Skip to contents

Downloads a GPKG layer at two points in time and returns a tibble of the row-level changes (inserts, updates, deletes) between them. Uses pygeodiff locally after extracting the target layer into single-table temp copies, which sidesteps cross-layer schema drift.

Usage

rfp_mergin_diff(project, path, layer, from, to = NULL, key = NULL)

Arguments

project

Character. Full Mergin project name as namespace/project.

path

Character. GPKG file path within the project, e.g. "background_layers.gpkg".

layer

Character. Table/layer name inside the GPKG, e.g. "whse_basemapping.fwa_watershed_groups_poly".

from

Date, POSIXct, ISO-8601 string, or "vN". The starting point. When a date/time is given, the last project version created strictly before that time is used.

to

Optional. Same types as from. Defaults to the server HEAD.

key

Optional character. Name of the column to treat as the stable primary key for row matching. Strongly recommended. Without this, pygeodiff matches rows on sqlite's fid (rowid), which gets renumbered whenever a row is inserted — so a single real insert often reports as one insert plus N updates for every row whose rowid shifted.

Value

Long tibble with columns project, from_version, to_version, table, row, change ("insert", "update", or "delete"), column_name, old, new.

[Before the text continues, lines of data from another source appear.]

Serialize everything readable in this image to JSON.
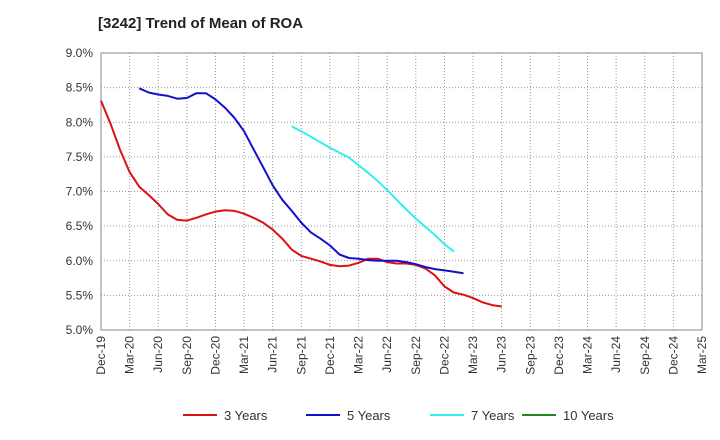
{
  "chart_data": {
    "type": "line",
    "title": "[3242]  Trend of Mean of ROA",
    "xlabel": "",
    "ylabel": "",
    "ylim": [
      5.0,
      9.0
    ],
    "y_ticks": [
      5.0,
      5.5,
      6.0,
      6.5,
      7.0,
      7.5,
      8.0,
      8.5,
      9.0
    ],
    "y_tick_labels": [
      "5.0%",
      "5.5%",
      "6.0%",
      "6.5%",
      "7.0%",
      "7.5%",
      "8.0%",
      "8.5%",
      "9.0%"
    ],
    "x_tick_labels": [
      "Dec-19",
      "Mar-20",
      "Jun-20",
      "Sep-20",
      "Dec-20",
      "Mar-21",
      "Jun-21",
      "Sep-21",
      "Dec-21",
      "Mar-22",
      "Jun-22",
      "Sep-22",
      "Dec-22",
      "Mar-23",
      "Jun-23",
      "Sep-23",
      "Dec-23",
      "Mar-24",
      "Jun-24",
      "Sep-24",
      "Dec-24",
      "Mar-25"
    ],
    "grid": true,
    "legend_position": "bottom",
    "series": [
      {
        "name": "3 Years",
        "color": "#dd1111",
        "start_index": 0,
        "values": [
          8.31,
          7.98,
          7.6,
          7.28,
          7.07,
          6.95,
          6.82,
          6.67,
          6.59,
          6.58,
          6.62,
          6.67,
          6.71,
          6.73,
          6.72,
          6.68,
          6.62,
          6.55,
          6.45,
          6.32,
          6.16,
          6.07,
          6.03,
          5.99,
          5.94,
          5.92,
          5.93,
          5.97,
          6.03,
          6.03,
          5.98,
          5.96,
          5.96,
          5.94,
          5.89,
          5.79,
          5.63,
          5.54,
          5.51,
          5.46,
          5.4,
          5.36,
          5.34
        ]
      },
      {
        "name": "5 Years",
        "color": "#1111cc",
        "start_index": 4,
        "values": [
          8.49,
          8.43,
          8.4,
          8.38,
          8.34,
          8.35,
          8.42,
          8.42,
          8.33,
          8.21,
          8.06,
          7.87,
          7.61,
          7.35,
          7.09,
          6.88,
          6.72,
          6.55,
          6.41,
          6.32,
          6.22,
          6.09,
          6.04,
          6.03,
          6.01,
          6.0,
          6.0,
          6.0,
          5.98,
          5.95,
          5.91,
          5.88,
          5.86,
          5.84,
          5.82
        ]
      },
      {
        "name": "7 Years",
        "color": "#33eeee",
        "start_index": 20,
        "values": [
          7.94,
          7.87,
          7.79,
          7.71,
          7.63,
          7.56,
          7.49,
          7.38,
          7.27,
          7.15,
          7.02,
          6.88,
          6.74,
          6.61,
          6.49,
          6.37,
          6.24,
          6.13
        ]
      },
      {
        "name": "10 Years",
        "color": "#228822",
        "start_index": 0,
        "values": []
      }
    ]
  }
}
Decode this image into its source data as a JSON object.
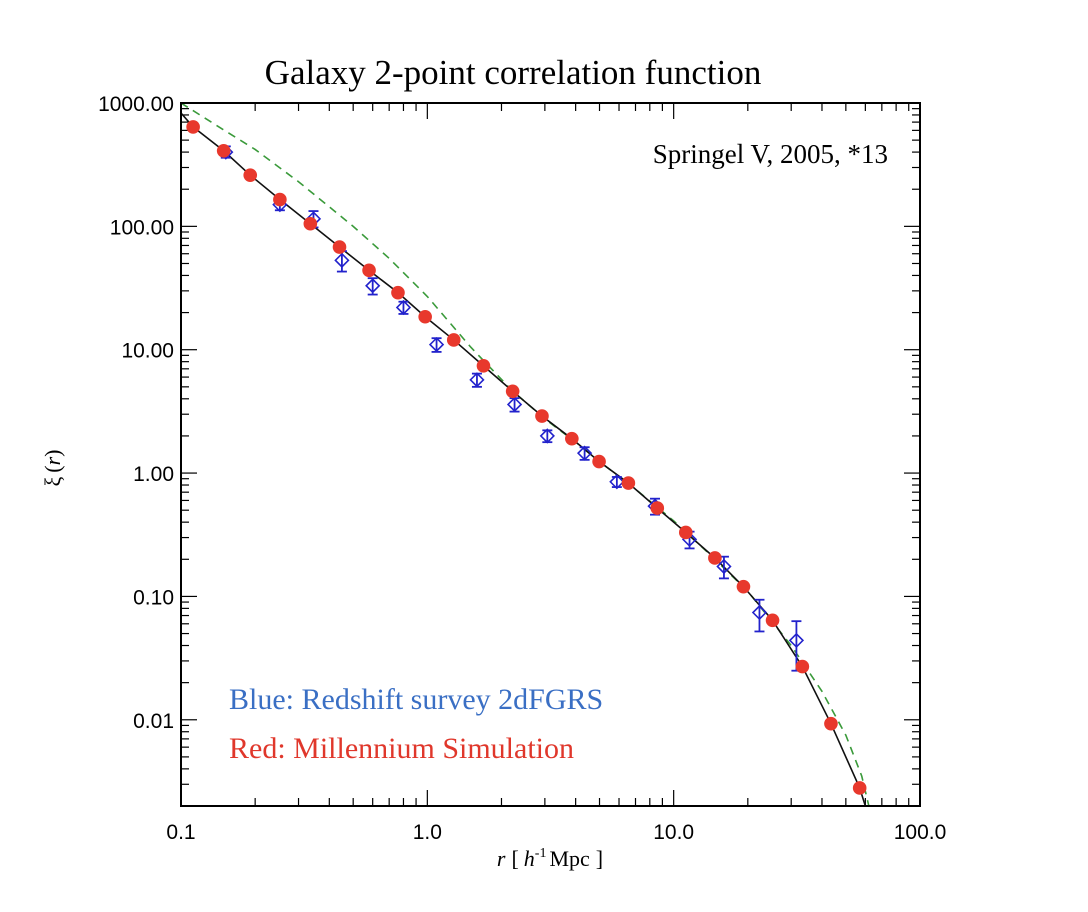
{
  "chart_data": {
    "type": "scatter",
    "title": "Galaxy 2-point correlation function",
    "annotation": "Springel V, 2005, *13",
    "xlabel": {
      "italic_r": "r",
      "open_bracket": "[",
      "italic_h": "h",
      "superscript": "-1",
      "unit": "Mpc",
      "close_bracket": "]"
    },
    "ylabel": {
      "xi": "ξ",
      "open_paren": "(",
      "italic_r": "r",
      "close_paren": ")"
    },
    "xscale": "log",
    "yscale": "log",
    "xlim": [
      0.1,
      100
    ],
    "ylim": [
      0.002,
      1000
    ],
    "x_ticks": [
      {
        "value": 0.1,
        "label": "0.1"
      },
      {
        "value": 1,
        "label": "1.0"
      },
      {
        "value": 10,
        "label": "10.0"
      },
      {
        "value": 100,
        "label": "100.0"
      }
    ],
    "y_ticks": [
      {
        "value": 1000,
        "label": "1000.00"
      },
      {
        "value": 100,
        "label": "100.00"
      },
      {
        "value": 10,
        "label": "10.00"
      },
      {
        "value": 1,
        "label": "1.00"
      },
      {
        "value": 0.1,
        "label": "0.10"
      },
      {
        "value": 0.01,
        "label": "0.01"
      }
    ],
    "legend": [
      {
        "text": "Blue: Redshift survey 2dFGRS",
        "color": "#3a6fc4"
      },
      {
        "text": "Red: Millennium Simulation",
        "color": "#e0372b"
      }
    ],
    "series": [
      {
        "name": "Millennium Simulation",
        "marker": "filled-circle",
        "color": "#e8382c",
        "x": [
          0.112,
          0.149,
          0.191,
          0.252,
          0.335,
          0.44,
          0.58,
          0.76,
          0.98,
          1.28,
          1.69,
          2.22,
          2.92,
          3.86,
          4.98,
          6.55,
          8.58,
          11.2,
          14.7,
          19.2,
          25.2,
          33.3,
          43.5,
          56.9
        ],
        "y": [
          640,
          410,
          260,
          165,
          105,
          68,
          44,
          29,
          18.5,
          12,
          7.4,
          4.6,
          2.9,
          1.9,
          1.24,
          0.83,
          0.52,
          0.33,
          0.205,
          0.12,
          0.064,
          0.027,
          0.0093,
          0.0028
        ]
      },
      {
        "name": "Redshift survey 2dFGRS",
        "marker": "open-diamond-errorbar",
        "color": "#2222cc",
        "x": [
          0.152,
          0.252,
          0.345,
          0.45,
          0.6,
          0.8,
          1.09,
          1.59,
          2.26,
          3.07,
          4.35,
          5.88,
          8.4,
          11.6,
          16.0,
          22.3,
          31.5
        ],
        "y": [
          400,
          150,
          115,
          53,
          33,
          22,
          11,
          5.7,
          3.6,
          2.0,
          1.45,
          0.85,
          0.54,
          0.29,
          0.175,
          0.074,
          0.044
        ],
        "yerr_low": [
          360,
          135,
          98,
          43,
          28,
          19.5,
          9.6,
          5.0,
          3.15,
          1.78,
          1.28,
          0.77,
          0.46,
          0.245,
          0.14,
          0.052,
          0.025
        ],
        "yerr_high": [
          445,
          165,
          133,
          63,
          38,
          24.5,
          12.4,
          6.4,
          4.05,
          2.22,
          1.62,
          0.93,
          0.62,
          0.335,
          0.21,
          0.094,
          0.063
        ]
      },
      {
        "name": "Black model curve",
        "style": "solid",
        "color": "#111111",
        "x": [
          0.1,
          0.112,
          0.149,
          0.191,
          0.252,
          0.335,
          0.44,
          0.58,
          0.76,
          0.98,
          1.28,
          1.69,
          2.22,
          2.92,
          3.86,
          4.98,
          6.55,
          8.58,
          11.2,
          14.7,
          19.2,
          25.2,
          33.3,
          43.5,
          56.9,
          60
        ],
        "y": [
          830,
          640,
          410,
          260,
          165,
          105,
          68,
          44,
          29,
          18.5,
          12,
          7.4,
          4.6,
          2.9,
          1.9,
          1.24,
          0.83,
          0.52,
          0.33,
          0.205,
          0.12,
          0.064,
          0.027,
          0.0093,
          0.0028,
          0.002
        ]
      },
      {
        "name": "Green dashed curve",
        "style": "dashed",
        "color": "#3a9a3a",
        "x": [
          0.1,
          0.15,
          0.2,
          0.3,
          0.5,
          0.7,
          1.0,
          1.5,
          2.2,
          3.0,
          4.0,
          5.0,
          7.0,
          10,
          14,
          20,
          30,
          40,
          50,
          58,
          62
        ],
        "y": [
          1000,
          600,
          420,
          230,
          100,
          55,
          27,
          10.5,
          4.7,
          2.75,
          1.78,
          1.24,
          0.74,
          0.41,
          0.22,
          0.11,
          0.04,
          0.017,
          0.0075,
          0.0035,
          0.002
        ]
      }
    ]
  }
}
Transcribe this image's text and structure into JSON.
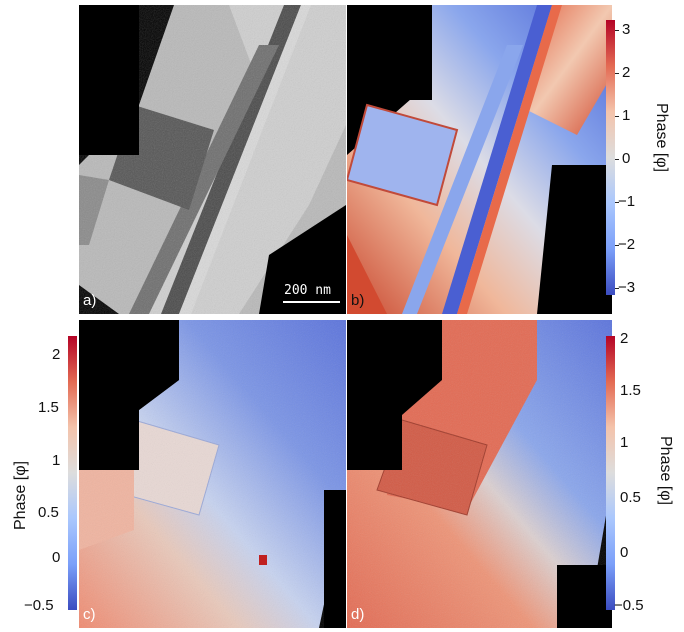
{
  "panels": {
    "a": {
      "label": "a)",
      "scalebar": "200 nm"
    },
    "b": {
      "label": "b)"
    },
    "c": {
      "label": "c)"
    },
    "d": {
      "label": "d)"
    }
  },
  "colorbars": {
    "top": {
      "title": "Phase [φ]",
      "ticks": [
        "3",
        "2",
        "1",
        "0",
        "−1",
        "−2",
        "−3"
      ]
    },
    "c": {
      "title": "Phase [φ]",
      "ticks": [
        "2",
        "1.5",
        "1",
        "0.5",
        "0",
        "−0.5"
      ]
    },
    "d": {
      "title": "Phase [φ]",
      "ticks": [
        "2",
        "1.5",
        "1",
        "0.5",
        "0",
        "−0.5"
      ]
    }
  },
  "colors": {
    "red": "#b40426",
    "blue": "#3b4cc0",
    "mid": "#dddddd",
    "background": "#000000"
  }
}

Pivot wide with tidyr::pivot_wider(names_from = column_name, values_from = new) for a row-per-change view.

Examples

if (FALSE) { # \dontrun{
# Which watershed groups were added to sern_fraser_2024 since 2025-03-31?
d <- rfp_mergin_diff(
  project = "newgraph/sern_fraser_2024",
  path    = "background_layers.gpkg",
  layer   = "whse_basemapping.fwa_watershed_groups_poly",
  from    = "2025-03-31",
  key     = "watershed_group_code"
)
# Inserts only — one row per new group
library(dplyr); library(tidyr)
d |>
  filter(change == "insert") |>
  mutate(new = sapply(new, function(x) if (is.null(x)) NA
                                        else as.character(x))) |>
  select(row, column_name, new) |>
  pivot_wider(names_from = column_name, values_from = new) |>
  select(any_of(c("watershed_group_code", "watershed_group_name")))
} # }